The measure would benefit industries including health care, broadcasting and meat processing, increase funding for the FBI, and boost money for child hunger programs. It would restore health benefits for first responders to the Sept. 11 terror attacks who became sick because of their work, and provide health care aid for cash-strapped Puerto Rico.
The legislation would ratify an International Monetary Fund plan approved in 2010 to increase the voting share of emerging economies and double the amount of permanent funding available to the Washington-based fund.

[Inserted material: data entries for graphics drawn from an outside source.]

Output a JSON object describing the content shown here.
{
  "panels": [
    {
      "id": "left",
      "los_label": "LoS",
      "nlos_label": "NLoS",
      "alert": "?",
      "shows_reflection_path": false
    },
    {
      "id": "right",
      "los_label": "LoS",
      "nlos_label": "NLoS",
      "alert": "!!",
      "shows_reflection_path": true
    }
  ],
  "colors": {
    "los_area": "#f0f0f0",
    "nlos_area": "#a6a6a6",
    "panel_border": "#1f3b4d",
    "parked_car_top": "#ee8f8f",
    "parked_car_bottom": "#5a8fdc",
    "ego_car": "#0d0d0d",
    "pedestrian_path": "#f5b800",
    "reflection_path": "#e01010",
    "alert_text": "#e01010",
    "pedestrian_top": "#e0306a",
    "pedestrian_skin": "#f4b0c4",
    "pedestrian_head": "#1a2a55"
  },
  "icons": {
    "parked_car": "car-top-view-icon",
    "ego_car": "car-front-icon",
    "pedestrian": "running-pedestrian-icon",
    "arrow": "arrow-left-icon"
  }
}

Until now, Republican opposition has prevented the IMF from implementing the changes.
The tax-extension measure passed by the House Thursday would also make permanent an enhanced child tax credit and the earned income tax credit, both Democratic priorities, as well as tax breaks for charitable giving and schoolteachers’ expenses.
The two pieces of legislation would suspend three taxes intended to fund the Affordable Care Act — a so-called Cadillac tax on high-cost health insurance plans would be delayed from 2018 to 2020; a 2.3 percent tax on medical devices would be paused in 2016 and 2017; and a fee on health insurers would be paused for 2016.
Not everyone was on board. West Virginia Senator Joe Manchin, a Democrat, said on the Senate floor Thursday that he planned to oppose the bill because of the amount it would add to the federal deficit.
“I cannot stand here and vote for a bill that tells middle-class Americans, students and veterans, doctors and nurses, mothers and fathers and our seniors that these are our values,” Manchin said. “I would hope we would all think twice before voting for this absolutely unresponsible, irresponsible piece of legislation that adds another $700 billion to the debt.”